In 1968 the American Bar Association House of Delegates adopted the following formulation concerning disclosure: "Fundamental fairness to the defendant requires that the substance of all derogatory information which adversely affects his interests and which has not otherwise been disclosed in open court should be called to the attention of the defendant, his attorney, and others who are acting on his behalf." After a careful review of the issue, the Advisory Committee on Sentencing and Review concluded that traditional arguments against disclosure were of little merit when compared to the potential prejudice to the defendant.

First, the fear that confidential sources of information would "dry up" if the defendant knows who the informer is "must be weighed against the interest of the defendant and of society that he not be sentenced on the basis of vengeful slanders or mere rumors which he cannot rebut because he is not told of them." 81 Harv. L. Rev., supra, at 838. In addition, those jurisdictions which regularly practice disclosure have not experienced additional problems in gathering information. See, Thomsen, "Confidentiality of the Presentence Report: A Middle Position," 28 Fed. Prob. 8 (1964).

Secondly, the Committee concluded that any delay created by disclosure was no excuse for a denial of fundamental fairness, and probably could be avoided by use of presentence conferences. There was also an indication that relieving defense counsel of the obligation to conduct his own investigation might actually speed sentencing proceedings. Finally, the fear that disclosure of certain medical information might harm a defendant's

[ 220 Pa. Super. Page 238]

    chances for rehabilitation was not considered a proper reason for denying access to the whole report.
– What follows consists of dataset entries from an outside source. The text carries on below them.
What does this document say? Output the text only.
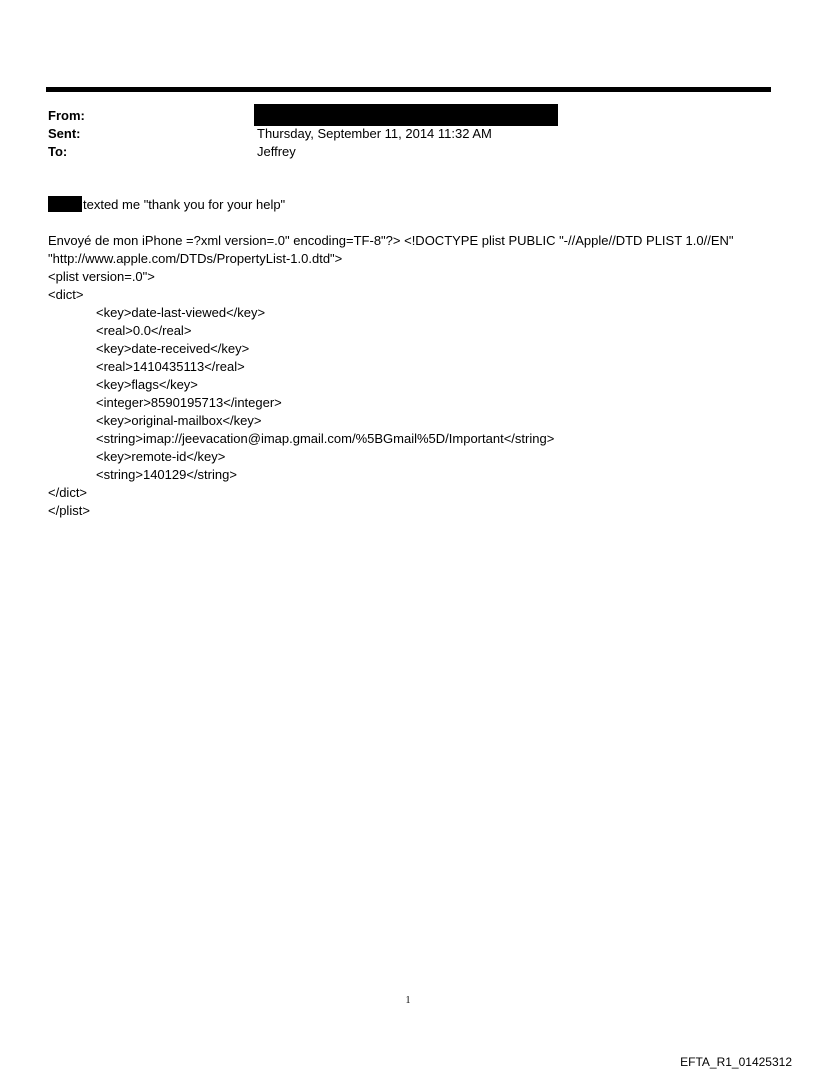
From:
Sent:	Thursday, September 11, 2014 11:32 AM
To:	Jeffrey
texted me "thank you for your help"
Envoyé de mon iPhone =?xml version=.0" encoding=TF-8"?> <!DOCTYPE plist PUBLIC "-//Apple//DTD PLIST 1.0//EN"
"http://www.apple.com/DTDs/PropertyList-1.0.dtd">
<plist version=.0">
<dict>
<key>date-last-viewed</key>
<real>0.0</real>
<key>date-received</key>
<real>1410435113</real>
<key>flags</key>
<integer>8590195713</integer>
<key>original-mailbox</key>
<string>imap://jeevacation@imap.gmail.com/%5BGmail%5D/Important</string>
<key>remote-id</key>
<string>140129</string>
</dict>
</plist>
1
EFTA_R1_01425312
Disclosure of the contents of the presentence report to defense counsel is necessary in order that he may effectively question the facts and criticize the conclusions upon which the sentencing judge will rely. One of the basic values underlying our system of criminal justice is that the defendant is entitled to know the details of the charges against him and an opportunity to respond to them. Clearly this value is subverted by a system which does not require disclosure of the information contained in the presentence report.

*fn1 The relevant statute does not mention disclosure. Act of December 22, 1965, P. L. 1187, § 1, amending Act of March 31, 1860, P. L. 427, § 73.1, 19 P.S. § 890.